There're two lists like
[[A, A], [B, B], [C, C], [D, D]]
and
[[A, A], [B, B]]
How to delete list 2 from 1 with result [[C, C], [D, D]]
and make it without loop, because both lists are very big and loops works slow?
thanks list examples
>>>a = [[9, 9], [8, 8], [7, 7], [6, 6], [4, 4], [5, 5], [12, 12], [15, 15], [2, 2], [3, 3]]
>>>b = [[4, 4], [5, 5]]
form ask to write what I already tried, OK, it's below Attempt one: (doesn't work, moreover has a loop inside)
def rightdotsremowe (ax, bx):
for o in set(bx):
try:
ax.remove(o)
except ValueError:
pass
return ax
Attempt two (looks better but doesn't work too)

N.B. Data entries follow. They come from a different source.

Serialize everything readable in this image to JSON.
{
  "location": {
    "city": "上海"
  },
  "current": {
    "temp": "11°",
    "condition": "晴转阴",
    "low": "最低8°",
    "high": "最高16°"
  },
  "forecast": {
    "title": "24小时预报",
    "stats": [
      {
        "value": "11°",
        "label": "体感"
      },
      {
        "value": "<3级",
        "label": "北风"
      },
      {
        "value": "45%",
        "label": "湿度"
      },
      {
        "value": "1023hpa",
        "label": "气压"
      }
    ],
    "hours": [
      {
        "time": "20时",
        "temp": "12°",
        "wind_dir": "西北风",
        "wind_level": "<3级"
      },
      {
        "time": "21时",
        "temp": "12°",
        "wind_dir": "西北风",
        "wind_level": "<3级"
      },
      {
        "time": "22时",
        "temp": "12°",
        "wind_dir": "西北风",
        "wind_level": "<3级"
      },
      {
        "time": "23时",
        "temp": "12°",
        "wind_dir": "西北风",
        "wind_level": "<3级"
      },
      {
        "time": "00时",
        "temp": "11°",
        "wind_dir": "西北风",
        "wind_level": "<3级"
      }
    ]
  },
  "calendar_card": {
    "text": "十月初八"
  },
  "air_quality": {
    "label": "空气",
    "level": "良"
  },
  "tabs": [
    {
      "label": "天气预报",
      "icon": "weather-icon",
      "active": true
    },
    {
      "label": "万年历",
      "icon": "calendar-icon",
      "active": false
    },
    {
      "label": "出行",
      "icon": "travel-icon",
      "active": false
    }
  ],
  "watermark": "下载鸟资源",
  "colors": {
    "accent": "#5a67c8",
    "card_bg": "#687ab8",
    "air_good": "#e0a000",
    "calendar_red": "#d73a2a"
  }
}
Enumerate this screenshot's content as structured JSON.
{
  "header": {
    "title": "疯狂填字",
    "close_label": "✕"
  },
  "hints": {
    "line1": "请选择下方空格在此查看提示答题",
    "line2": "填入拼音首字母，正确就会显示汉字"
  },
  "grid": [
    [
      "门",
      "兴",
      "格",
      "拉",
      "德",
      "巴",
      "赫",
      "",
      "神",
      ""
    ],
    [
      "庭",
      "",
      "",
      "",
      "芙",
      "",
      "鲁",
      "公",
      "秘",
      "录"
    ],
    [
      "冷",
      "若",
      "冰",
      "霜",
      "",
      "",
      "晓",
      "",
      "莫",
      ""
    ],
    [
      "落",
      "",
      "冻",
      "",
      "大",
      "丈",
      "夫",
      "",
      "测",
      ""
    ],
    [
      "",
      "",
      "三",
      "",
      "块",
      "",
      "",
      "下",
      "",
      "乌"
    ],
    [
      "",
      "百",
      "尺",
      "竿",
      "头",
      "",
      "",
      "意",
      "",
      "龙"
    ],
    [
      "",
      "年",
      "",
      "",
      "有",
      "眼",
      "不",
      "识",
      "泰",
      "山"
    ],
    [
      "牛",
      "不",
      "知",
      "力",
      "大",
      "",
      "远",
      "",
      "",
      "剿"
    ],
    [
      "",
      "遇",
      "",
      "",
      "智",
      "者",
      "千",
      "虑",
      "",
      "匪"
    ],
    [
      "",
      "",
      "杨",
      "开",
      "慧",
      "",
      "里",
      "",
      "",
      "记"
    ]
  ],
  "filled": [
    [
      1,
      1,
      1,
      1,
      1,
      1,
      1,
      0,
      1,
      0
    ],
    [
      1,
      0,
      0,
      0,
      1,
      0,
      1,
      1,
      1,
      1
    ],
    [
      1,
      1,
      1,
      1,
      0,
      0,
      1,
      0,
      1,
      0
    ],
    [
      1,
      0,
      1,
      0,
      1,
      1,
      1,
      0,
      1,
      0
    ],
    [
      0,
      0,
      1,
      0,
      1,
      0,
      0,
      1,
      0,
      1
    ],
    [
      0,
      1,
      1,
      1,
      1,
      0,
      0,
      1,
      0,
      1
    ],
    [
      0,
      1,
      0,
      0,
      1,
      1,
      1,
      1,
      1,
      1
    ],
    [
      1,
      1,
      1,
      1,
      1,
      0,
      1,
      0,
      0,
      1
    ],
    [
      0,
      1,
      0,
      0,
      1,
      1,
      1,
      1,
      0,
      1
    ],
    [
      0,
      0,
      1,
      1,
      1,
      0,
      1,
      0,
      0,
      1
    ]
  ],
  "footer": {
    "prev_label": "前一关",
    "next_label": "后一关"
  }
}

newlist00 = [x for x in a if (x not in e)]
If the order is not very important to you,sets
are significantly faster. So you can try this,it will be faster than list.
a=[['A', 'A'], ['B', 'B'], ['C', 'C'], ['D', 'D']]
a={tuple(i) for i in a}
And try to use difference
method:
return new set with elements in a but not in b
Average case O(len(a))
a=[['A', 'A'], ['B', 'B'], ['C', 'C'], ['D', 'D']]
b=[['A', 'A'], ['B', 'B']]
a={tuple(i) for i in a}
b={tuple(i) for i in b}
print a.difference(b)
That is becaus set
uses a hash function to map to a bucket. Since Python implementations automatically resize that hash table, the speed can be constant O(1)
.
Sets
are significantly faster when it comes to determining if an object in a set , but slower than lists
when it comes to iterating over their contents.
Hope this helps.